For the alcohol study, researchers compiled 2 million responses to the app that over 31,000 people recorded between 2010 and 2013. What they ended up with was a large data set that could be used to answer the question: Do people report being happier when they're drinking?

The answer to that question may not surprise you: "drinking alcohol is associated with considerably greater happiness at that moment — 10.79 points on a 0-100 scale,” the researchers found. In other words, pour yourself a drink and voila — an immediate happiness boost.

Of course, drinking alcohol is itself associated with all sorts of other factors known to boost happiness, like hanging out with other people or watching a football game. So when the researchers controlled for all of these things — including what else people were doing, who they were doing it with, where they were and what time of day it was — the alcohol-induced well-being boost dropped down to 4 points. A smaller positive effect, but still highly significant, according to the researchers' models.

Interestingly, they found that the timing and the people with whom you drink with had little effect on its overall happiness boost: “There were only relatively small differences in the happiness-inducing effect of alcohol between men and women, or when looking at different times of day, on weekdays vs. weekends, or with different people,” the study found.

But they did find that drinking had different effects on happiness depending on what other activities people were doing at the time: "Drinking had the greatest impact when it came alongside otherwise unenjoyable activities (traveling/commuting, waiting), and only increased the happiness of already enjoyable activities by smaller amounts (socializing, making love)."

In other words, drinking makes hanging out with friends a little more pleasurable.

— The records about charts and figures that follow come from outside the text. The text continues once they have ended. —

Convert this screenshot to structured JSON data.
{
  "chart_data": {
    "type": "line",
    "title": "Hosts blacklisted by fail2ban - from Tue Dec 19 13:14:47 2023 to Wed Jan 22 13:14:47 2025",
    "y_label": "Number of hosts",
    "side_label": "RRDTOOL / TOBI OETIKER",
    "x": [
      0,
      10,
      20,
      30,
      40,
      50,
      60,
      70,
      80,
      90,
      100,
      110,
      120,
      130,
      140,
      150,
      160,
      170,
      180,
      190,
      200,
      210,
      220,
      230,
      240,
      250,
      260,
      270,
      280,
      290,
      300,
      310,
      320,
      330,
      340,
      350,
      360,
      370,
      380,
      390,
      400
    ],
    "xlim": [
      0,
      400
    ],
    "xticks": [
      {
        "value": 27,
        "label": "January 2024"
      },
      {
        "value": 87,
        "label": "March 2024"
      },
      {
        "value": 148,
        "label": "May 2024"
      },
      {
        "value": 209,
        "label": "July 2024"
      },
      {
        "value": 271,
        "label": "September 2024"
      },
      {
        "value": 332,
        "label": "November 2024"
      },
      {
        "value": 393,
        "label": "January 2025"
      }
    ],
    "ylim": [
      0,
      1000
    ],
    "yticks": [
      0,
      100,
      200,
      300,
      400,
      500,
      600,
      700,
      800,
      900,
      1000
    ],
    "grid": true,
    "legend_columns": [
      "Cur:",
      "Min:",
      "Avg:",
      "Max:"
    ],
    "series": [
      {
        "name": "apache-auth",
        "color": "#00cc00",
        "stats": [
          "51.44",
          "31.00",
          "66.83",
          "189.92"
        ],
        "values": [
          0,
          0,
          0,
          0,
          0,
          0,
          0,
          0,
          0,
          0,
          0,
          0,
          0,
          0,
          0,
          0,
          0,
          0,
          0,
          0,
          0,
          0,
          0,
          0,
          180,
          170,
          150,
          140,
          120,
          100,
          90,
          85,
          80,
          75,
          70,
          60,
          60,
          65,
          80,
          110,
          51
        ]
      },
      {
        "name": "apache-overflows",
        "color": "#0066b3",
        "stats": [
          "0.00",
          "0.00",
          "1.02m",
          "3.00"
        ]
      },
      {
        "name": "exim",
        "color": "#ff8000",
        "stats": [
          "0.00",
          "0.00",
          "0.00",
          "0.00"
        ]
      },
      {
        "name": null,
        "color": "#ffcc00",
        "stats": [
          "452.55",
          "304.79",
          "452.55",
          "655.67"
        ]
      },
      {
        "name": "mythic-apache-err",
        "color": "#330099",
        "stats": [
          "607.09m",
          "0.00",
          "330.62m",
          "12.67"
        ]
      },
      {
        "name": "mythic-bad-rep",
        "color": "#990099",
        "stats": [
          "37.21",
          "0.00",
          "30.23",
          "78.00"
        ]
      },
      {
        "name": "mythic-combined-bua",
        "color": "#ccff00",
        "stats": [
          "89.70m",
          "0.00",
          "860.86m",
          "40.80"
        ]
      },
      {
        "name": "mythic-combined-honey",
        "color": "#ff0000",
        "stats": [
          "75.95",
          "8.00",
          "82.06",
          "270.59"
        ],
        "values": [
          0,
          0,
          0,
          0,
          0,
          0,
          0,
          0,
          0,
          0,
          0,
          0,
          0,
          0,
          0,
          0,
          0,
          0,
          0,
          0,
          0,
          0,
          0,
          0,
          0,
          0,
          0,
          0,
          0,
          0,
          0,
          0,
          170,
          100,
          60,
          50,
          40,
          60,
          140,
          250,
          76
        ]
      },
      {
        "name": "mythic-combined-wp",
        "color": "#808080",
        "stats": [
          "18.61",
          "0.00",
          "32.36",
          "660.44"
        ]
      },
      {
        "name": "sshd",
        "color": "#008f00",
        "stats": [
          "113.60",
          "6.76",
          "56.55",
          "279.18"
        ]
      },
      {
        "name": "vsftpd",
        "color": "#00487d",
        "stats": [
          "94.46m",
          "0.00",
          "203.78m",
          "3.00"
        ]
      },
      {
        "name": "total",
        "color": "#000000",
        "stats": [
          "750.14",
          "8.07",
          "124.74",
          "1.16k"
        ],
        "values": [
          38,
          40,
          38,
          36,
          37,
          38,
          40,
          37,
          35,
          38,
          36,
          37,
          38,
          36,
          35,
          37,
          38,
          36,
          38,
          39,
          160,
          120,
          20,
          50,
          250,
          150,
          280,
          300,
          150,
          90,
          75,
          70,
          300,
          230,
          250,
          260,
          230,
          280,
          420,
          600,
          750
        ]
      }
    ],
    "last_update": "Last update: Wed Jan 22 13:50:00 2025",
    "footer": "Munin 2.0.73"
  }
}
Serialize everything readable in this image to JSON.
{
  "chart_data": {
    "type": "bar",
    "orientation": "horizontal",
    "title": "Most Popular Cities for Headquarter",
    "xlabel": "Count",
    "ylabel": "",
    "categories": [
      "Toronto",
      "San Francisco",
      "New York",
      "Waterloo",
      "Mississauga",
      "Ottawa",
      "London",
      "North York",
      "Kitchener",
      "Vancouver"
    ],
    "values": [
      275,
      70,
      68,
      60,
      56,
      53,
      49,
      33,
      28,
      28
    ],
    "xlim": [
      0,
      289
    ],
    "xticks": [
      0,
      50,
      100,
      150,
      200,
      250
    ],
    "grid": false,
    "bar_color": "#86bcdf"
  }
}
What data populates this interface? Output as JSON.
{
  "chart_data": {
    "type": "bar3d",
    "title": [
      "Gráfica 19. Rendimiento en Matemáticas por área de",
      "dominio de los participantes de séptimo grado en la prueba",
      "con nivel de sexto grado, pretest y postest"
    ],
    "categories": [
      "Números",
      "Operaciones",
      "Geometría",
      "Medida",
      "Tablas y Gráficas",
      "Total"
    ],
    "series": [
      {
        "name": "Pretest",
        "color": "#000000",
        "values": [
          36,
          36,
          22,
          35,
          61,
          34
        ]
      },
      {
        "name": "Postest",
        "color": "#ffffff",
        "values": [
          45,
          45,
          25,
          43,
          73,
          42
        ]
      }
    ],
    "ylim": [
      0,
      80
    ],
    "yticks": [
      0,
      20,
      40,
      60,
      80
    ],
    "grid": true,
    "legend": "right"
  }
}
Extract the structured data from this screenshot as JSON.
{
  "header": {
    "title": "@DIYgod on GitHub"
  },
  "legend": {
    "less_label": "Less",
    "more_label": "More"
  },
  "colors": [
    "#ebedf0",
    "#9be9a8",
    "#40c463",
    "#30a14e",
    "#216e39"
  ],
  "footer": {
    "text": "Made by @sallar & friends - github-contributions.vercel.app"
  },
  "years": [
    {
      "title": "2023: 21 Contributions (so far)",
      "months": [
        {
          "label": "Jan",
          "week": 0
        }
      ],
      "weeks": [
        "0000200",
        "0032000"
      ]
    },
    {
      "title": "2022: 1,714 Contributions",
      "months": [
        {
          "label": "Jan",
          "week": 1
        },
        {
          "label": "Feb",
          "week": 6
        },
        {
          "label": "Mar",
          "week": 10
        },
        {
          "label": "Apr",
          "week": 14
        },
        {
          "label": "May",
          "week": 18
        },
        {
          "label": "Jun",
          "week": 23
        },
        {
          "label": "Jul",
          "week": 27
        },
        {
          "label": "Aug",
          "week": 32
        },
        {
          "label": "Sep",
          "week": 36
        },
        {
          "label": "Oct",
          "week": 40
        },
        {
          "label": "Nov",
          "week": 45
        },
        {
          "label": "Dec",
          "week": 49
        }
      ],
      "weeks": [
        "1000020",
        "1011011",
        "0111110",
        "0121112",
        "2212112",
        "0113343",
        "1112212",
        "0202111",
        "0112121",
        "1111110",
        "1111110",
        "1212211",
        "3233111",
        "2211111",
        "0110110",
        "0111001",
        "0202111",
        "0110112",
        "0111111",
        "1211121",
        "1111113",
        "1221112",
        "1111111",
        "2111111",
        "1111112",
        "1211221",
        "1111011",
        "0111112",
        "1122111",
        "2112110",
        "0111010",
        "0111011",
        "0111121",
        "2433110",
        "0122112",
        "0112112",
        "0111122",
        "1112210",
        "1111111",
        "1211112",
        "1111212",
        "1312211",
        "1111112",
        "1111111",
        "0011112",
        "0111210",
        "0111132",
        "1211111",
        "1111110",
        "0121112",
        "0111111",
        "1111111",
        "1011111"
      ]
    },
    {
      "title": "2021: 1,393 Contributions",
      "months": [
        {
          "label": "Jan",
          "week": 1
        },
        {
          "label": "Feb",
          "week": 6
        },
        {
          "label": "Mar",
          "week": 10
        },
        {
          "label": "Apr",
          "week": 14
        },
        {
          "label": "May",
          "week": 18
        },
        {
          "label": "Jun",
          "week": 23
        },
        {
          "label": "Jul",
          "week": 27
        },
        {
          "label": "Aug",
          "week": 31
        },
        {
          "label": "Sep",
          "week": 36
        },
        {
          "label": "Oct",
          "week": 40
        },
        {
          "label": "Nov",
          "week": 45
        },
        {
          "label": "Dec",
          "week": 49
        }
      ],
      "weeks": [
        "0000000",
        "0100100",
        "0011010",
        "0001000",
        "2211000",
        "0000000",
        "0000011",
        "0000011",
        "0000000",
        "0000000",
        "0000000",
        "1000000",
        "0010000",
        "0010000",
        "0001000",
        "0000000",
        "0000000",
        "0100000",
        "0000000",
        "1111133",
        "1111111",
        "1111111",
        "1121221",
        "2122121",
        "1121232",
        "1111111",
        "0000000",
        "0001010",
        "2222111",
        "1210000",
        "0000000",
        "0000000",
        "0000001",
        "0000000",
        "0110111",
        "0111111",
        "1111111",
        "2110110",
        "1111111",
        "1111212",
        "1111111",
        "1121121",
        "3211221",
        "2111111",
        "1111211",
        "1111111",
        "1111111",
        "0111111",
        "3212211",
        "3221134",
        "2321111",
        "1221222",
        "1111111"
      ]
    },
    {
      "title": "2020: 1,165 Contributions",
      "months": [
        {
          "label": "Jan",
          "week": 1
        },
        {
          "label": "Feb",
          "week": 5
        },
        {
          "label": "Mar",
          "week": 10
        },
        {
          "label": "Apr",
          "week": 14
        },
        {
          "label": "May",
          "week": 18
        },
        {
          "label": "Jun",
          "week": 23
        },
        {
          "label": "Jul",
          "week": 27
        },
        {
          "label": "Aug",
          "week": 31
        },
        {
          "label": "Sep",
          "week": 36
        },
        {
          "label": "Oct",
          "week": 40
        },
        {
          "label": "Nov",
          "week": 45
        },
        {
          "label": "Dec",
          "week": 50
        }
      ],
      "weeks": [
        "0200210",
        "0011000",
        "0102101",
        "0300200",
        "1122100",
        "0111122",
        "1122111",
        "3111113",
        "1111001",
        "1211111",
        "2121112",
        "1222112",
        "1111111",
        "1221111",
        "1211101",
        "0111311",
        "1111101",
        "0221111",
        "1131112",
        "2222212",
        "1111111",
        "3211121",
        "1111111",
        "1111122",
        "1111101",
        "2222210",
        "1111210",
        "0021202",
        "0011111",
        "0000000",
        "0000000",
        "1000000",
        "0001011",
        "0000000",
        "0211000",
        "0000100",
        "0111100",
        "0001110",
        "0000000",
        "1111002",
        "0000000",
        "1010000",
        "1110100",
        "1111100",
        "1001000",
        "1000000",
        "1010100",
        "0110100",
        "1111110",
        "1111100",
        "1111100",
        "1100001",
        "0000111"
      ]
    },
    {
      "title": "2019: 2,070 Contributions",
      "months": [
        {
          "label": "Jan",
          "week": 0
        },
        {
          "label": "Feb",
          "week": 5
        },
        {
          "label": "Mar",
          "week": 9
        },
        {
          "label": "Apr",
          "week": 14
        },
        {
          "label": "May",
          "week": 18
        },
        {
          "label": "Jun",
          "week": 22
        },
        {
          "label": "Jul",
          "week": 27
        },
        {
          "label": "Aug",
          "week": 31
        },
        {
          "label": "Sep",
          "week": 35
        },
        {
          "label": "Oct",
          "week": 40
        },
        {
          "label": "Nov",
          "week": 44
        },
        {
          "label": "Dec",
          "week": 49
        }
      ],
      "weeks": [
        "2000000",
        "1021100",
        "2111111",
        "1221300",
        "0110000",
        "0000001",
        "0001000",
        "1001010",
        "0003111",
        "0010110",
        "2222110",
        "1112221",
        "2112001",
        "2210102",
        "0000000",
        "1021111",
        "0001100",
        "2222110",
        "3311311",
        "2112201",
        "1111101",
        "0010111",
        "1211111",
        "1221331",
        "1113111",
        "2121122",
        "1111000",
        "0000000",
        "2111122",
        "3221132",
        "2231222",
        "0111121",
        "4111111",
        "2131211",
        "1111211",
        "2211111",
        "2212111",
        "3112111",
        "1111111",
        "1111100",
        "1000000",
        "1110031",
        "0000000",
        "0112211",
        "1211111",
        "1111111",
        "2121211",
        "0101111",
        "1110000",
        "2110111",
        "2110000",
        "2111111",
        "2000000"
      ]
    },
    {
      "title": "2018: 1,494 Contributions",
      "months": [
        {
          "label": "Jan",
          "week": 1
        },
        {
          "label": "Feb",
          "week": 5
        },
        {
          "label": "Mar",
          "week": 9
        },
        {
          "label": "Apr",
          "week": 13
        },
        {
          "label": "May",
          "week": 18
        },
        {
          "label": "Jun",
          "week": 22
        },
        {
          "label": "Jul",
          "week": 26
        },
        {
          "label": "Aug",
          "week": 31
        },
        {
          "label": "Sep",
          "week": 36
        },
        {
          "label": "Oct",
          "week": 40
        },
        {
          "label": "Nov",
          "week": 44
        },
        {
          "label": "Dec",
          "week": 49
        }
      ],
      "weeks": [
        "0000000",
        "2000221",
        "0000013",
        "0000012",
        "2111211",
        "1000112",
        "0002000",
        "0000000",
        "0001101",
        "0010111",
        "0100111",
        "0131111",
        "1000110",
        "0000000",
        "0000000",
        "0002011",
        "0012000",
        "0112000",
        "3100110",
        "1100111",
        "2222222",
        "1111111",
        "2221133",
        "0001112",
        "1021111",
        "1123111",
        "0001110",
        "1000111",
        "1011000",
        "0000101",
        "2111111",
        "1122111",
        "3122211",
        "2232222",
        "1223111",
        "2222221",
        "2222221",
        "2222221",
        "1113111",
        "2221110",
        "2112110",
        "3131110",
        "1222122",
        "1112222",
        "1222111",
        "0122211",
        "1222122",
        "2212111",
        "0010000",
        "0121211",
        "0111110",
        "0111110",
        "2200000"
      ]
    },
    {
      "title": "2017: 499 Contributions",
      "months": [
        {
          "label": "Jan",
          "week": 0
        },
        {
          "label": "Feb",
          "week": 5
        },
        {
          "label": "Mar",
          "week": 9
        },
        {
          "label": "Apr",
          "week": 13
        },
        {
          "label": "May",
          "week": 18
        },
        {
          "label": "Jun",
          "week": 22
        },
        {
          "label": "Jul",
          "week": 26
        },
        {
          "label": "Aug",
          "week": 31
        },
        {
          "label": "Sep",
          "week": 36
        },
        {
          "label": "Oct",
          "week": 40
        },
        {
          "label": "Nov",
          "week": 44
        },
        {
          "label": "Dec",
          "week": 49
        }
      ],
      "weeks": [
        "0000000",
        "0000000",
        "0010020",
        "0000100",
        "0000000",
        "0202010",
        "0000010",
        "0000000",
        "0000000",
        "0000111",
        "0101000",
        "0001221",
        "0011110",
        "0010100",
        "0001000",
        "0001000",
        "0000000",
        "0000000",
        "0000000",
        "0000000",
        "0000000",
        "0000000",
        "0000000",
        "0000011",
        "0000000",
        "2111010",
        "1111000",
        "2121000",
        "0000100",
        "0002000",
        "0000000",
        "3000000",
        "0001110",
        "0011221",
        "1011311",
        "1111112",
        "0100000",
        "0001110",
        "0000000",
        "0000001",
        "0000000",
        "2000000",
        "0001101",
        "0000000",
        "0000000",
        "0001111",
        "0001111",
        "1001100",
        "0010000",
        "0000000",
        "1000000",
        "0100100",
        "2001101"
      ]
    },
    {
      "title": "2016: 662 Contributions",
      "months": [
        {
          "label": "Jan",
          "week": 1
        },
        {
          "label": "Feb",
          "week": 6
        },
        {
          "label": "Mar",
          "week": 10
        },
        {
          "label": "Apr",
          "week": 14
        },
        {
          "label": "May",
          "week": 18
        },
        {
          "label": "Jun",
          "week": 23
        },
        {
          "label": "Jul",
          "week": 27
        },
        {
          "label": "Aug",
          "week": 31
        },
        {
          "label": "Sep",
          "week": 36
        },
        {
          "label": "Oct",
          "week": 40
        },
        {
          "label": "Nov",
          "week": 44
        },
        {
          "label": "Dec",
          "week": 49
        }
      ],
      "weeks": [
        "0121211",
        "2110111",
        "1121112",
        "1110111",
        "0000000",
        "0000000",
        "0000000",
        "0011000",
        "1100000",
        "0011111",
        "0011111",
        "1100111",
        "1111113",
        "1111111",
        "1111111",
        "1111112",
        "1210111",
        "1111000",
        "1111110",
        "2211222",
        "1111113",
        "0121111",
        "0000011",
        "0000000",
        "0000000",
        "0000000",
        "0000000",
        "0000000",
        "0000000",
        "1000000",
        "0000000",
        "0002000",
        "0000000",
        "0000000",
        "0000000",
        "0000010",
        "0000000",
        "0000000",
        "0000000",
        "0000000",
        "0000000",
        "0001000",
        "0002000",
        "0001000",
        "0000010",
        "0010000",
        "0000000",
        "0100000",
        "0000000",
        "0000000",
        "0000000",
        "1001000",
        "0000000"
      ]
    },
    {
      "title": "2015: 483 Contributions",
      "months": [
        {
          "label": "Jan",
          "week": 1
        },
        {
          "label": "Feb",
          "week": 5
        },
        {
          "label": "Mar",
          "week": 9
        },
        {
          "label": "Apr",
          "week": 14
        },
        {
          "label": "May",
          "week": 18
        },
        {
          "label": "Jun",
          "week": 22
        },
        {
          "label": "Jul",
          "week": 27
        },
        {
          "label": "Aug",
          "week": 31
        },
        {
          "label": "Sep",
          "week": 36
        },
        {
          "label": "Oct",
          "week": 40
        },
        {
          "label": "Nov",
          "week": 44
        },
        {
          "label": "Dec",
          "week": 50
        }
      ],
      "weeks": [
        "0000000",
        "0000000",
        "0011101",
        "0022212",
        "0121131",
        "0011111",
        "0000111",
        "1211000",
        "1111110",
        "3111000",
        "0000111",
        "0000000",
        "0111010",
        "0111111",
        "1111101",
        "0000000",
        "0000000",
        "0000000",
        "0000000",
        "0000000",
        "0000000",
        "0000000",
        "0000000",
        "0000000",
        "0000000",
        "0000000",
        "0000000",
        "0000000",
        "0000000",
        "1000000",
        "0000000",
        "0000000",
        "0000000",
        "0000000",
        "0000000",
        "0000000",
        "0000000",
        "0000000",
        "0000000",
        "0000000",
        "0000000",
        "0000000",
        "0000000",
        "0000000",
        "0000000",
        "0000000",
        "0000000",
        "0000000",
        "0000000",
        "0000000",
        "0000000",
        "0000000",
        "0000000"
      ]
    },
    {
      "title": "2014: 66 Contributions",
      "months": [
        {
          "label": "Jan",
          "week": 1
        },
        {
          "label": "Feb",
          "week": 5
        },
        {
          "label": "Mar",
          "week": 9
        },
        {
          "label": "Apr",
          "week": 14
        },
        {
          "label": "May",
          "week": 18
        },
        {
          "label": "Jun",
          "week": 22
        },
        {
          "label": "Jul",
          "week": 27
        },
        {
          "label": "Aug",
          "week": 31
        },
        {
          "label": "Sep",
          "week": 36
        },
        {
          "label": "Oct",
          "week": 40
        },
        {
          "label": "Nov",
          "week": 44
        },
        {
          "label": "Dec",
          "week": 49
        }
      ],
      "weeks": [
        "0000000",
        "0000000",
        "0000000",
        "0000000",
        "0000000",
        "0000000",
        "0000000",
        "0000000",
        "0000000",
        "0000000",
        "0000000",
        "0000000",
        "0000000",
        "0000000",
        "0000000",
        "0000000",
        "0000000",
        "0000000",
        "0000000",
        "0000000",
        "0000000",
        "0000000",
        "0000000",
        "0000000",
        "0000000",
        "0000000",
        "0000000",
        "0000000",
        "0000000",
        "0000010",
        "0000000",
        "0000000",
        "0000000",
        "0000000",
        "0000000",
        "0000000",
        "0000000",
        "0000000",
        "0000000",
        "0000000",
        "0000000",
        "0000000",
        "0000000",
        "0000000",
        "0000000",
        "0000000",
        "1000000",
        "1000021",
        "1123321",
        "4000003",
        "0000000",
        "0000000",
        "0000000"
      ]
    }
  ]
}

But it can go a long way toward easing the pain of unpleasant activities, like the morning subway commute — so long as your employer doesn't mind you showing up to work sloshed.

But there's a question of causality hanging above all of this: Does drinking make people happier, or does being happier make people drink? The study was able to control for this, by looking at how happy people reported being earlier in the day. After controlling for prior happiness, the researchers found that the drinking had a slightly smaller boost on overall happiness, but the effect was still significant. That suggests it's more the case that drinking makes you happy, rather than the other way around.

It's also important to note that the sample of app users isn't necessarily a representative one. People download and use the app voluntarily, and the app users tend to be younger and wealthier than the overall population. Still, the sheer size of the data set helps make up for this, and the researchers also controlled for a bunch of standard demographic variables (race, income, gender, etc.) to strengthen their findings.

Finally, the researchers found that the happiness boost from alcohol is a fleeting one. Looking at a different longitudinal survey, they found that, while alcohol consumption was associated with transient happiness, it was not linked to long-term satisfaction. And to the extent that more drinking is associated with more alcohol dependency, it can actually make you worse off in the long-term. So, in short: Don't overdo it.

In the end, the research is a useful confirmation of what most of us know from experience: Drinking is fun. It's a crucial fact that often gets lost in public policy debates about substance use. The harms of excessive drinking are well-known. But if you want to diminish those harms, it helps to understand why people drink in the first place.